27 The Commonwealth Bank submits that the proposed orders have an additional vice. It submits that a receiver is appointed to benefit the secured creditor who appoints him, and, subject to exercising his powers in a way which complies with any general law duties to the company of which he is a receiver, and complying with statutory obligations, he acts in the interests of the secured creditor. It submits that a receiver owes no duty to the general body of creditors, and helping creditors is none of a receiver's business.
28 I would accept that that is so, so far as the general run of receivers goes. However, once a receiver has been appointed as an eligible applicant for the purpose of Part 5.9, an additional range of powers falls upon him. It is only because he has been appointed an eligible applicant that a receiver has the standing to conduct an examination at all. Once the receiver is an eligible applicant, he is put in a situation where he has been entrusted with the carrying through of the purposes which underlie Part 5.9. Thus, I would not accept that it is never possible for a receiver to disclose to a creditor information which has been gained in a compulsory examination.
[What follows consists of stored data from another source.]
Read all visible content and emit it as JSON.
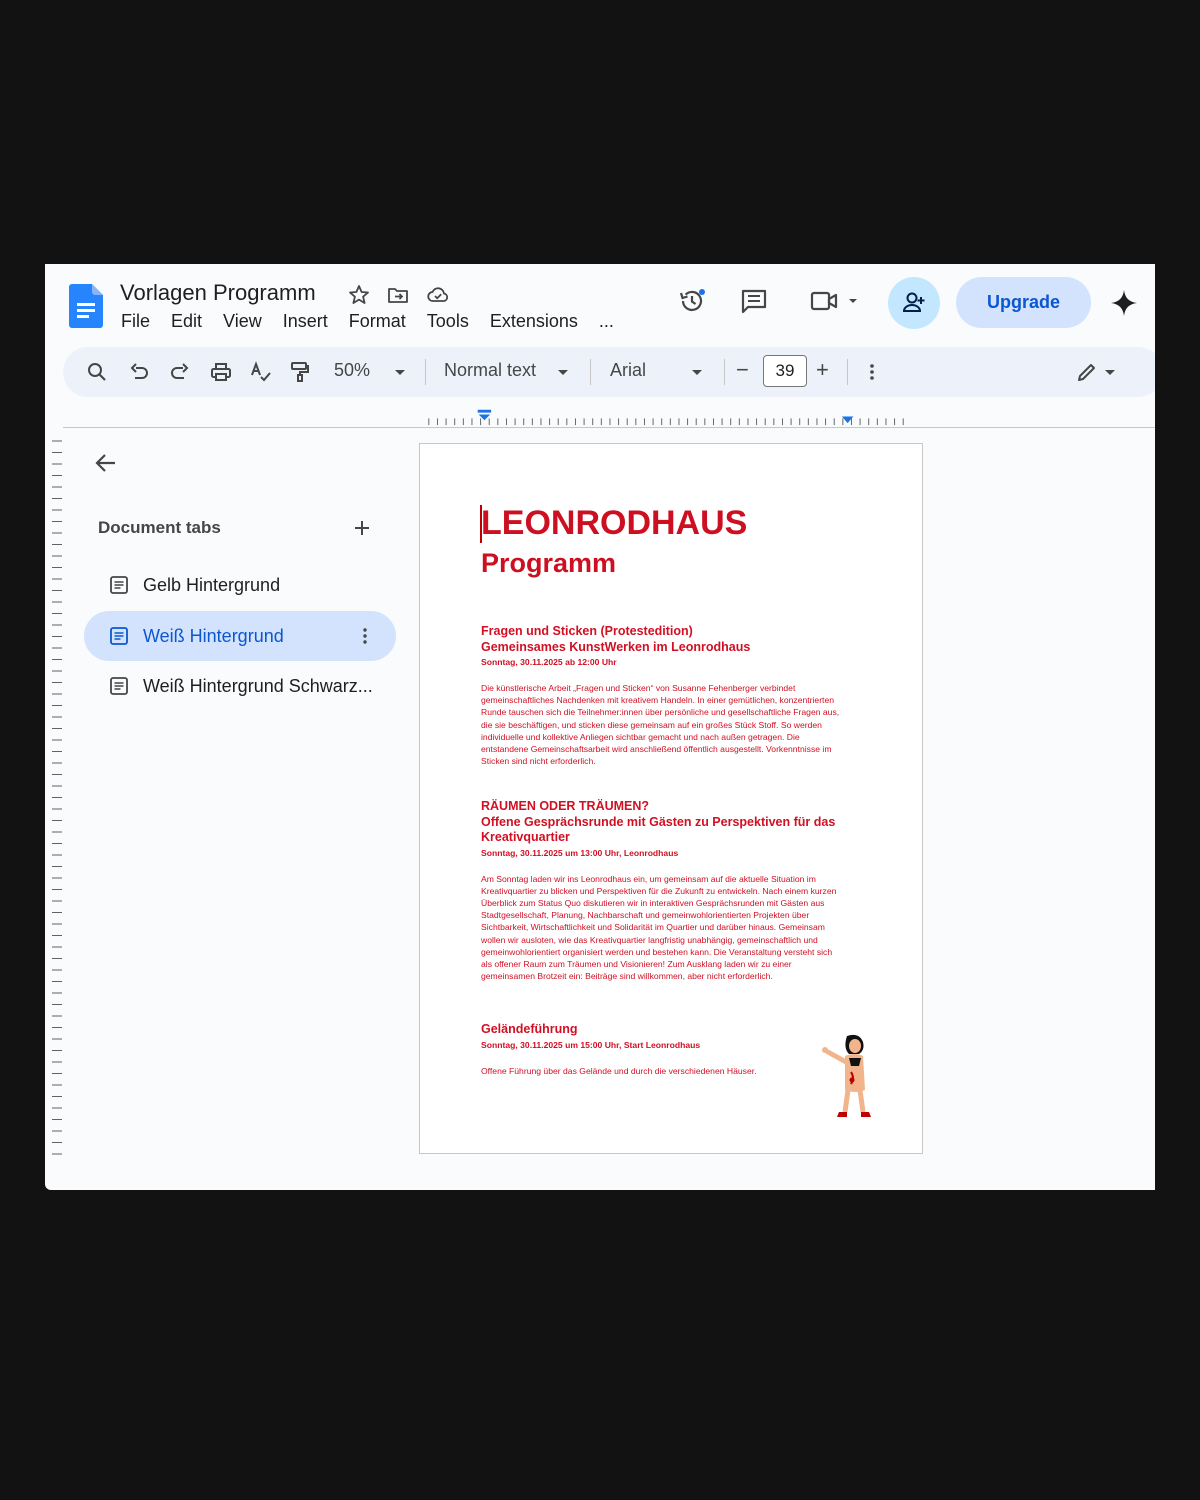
{
  "app": {
    "title": "Vorlagen Programm",
    "menu": [
      "File",
      "Edit",
      "View",
      "Insert",
      "Format",
      "Tools",
      "Extensions",
      "..."
    ],
    "upgrade_label": "Upgrade",
    "brand_color": "#0b57d0"
  },
  "toolbar": {
    "zoom": "50%",
    "style": "Normal text",
    "font": "Arial",
    "font_size": "39",
    "minus": "−",
    "plus": "+"
  },
  "sidebar": {
    "header": "Document tabs",
    "tabs": [
      {
        "label": "Gelb Hintergrund",
        "active": false
      },
      {
        "label": "Weiß Hintergrund",
        "active": true
      },
      {
        "label": "Weiß Hintergrund Schwarz...",
        "active": false
      }
    ]
  },
  "document": {
    "title": "LEONRODHAUS",
    "subtitle": "Programm",
    "accent_color": "#cc1021",
    "sections": [
      {
        "heading": [
          "Fragen und Sticken (Protestedition)",
          "Gemeinsames KunstWerken im Leonrodhaus"
        ],
        "date": "Sonntag, 30.11.2025 ab 12:00 Uhr",
        "body": "Die künstlerische Arbeit „Fragen und Sticken“ von Susanne Fehenberger verbindet gemeinschaftliches Nachdenken mit kreativem Handeln. In einer gemütlichen, konzentrierten Runde tauschen sich die Teilnehmer:innen über persönliche und gesellschaftliche Fragen aus, die sie beschäftigen, und sticken diese gemeinsam auf ein großes Stück Stoff. So werden individuelle und kollektive Anliegen sichtbar gemacht und nach außen getragen. Die entstandene Gemeinschaftsarbeit wird anschließend öffentlich ausgestellt. Vorkenntnisse im Sticken sind nicht erforderlich."
      },
      {
        "heading": [
          "RÄUMEN ODER TRÄUMEN?",
          "Offene Gesprächsrunde mit Gästen zu Perspektiven für das Kreativquartier"
        ],
        "date": "Sonntag, 30.11.2025 um 13:00 Uhr, Leonrodhaus",
        "body": "Am Sonntag laden wir ins Leonrodhaus ein, um gemeinsam auf die aktuelle Situation im Kreativquartier zu blicken und Perspektiven für die Zukunft zu entwickeln. Nach einem kurzen Überblick zum Status Quo diskutieren wir in interaktiven Gesprächsrunden mit Gästen aus Stadtgesellschaft, Planung, Nachbarschaft und gemeinwohlorientierten Projekten über Sichtbarkeit, Wirtschaftlichkeit und Solidarität im Quartier und darüber hinaus. Gemeinsam wollen wir ausloten, wie das Kreativquartier langfristig unabhängig, gemeinschaftlich und gemeinwohlorientiert organisiert werden und bestehen kann. Die Veranstaltung versteht sich als offener Raum zum Träumen und Visionieren! Zum Ausklang laden wir zu einer gemeinsamen Brotzeit ein: Beiträge sind willkommen, aber nicht erforderlich."
      },
      {
        "heading": [
          "Geländeführung"
        ],
        "date": "Sonntag, 30.11.2025 um 15:00 Uhr, Start Leonrodhaus",
        "body": "Offene Führung über das Gelände und durch die verschiedenen Häuser."
      }
    ]
  }
}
29 There are, as well, some problems which have been raised by the bank concerning what is to be done about retaining confidentiality of certain documents, which it claims are confidential. If there were to be a regime whereby confidential documents were permitted to be disclosed to a particular party, on terms of undertakings as to confidentiality, and perhaps also, on terms restricting the use which could be made of those documents, those problems may be able to be addressed and overcome. The present form of order type B which is sought does not enable those problems to be addressed.
30 I therefore propose to decline to make an order of type B concerning documents produced by Esanda, and the Commonwealth Bank and its associated persons. This, however, is to be without prejudice to any other application which might be later made for the making of an application for leave to disclose documents which is more focused, so far as the intended disclosees are concerned and the documents to be disclosed are concerned. No order is needed to enable the receivers to perform their statutory duty under s 597(14A).
31 I will not seek to formulate orders now. Rather, I will request parties to bring in short minutes of order to give effect to these reasons for judgment.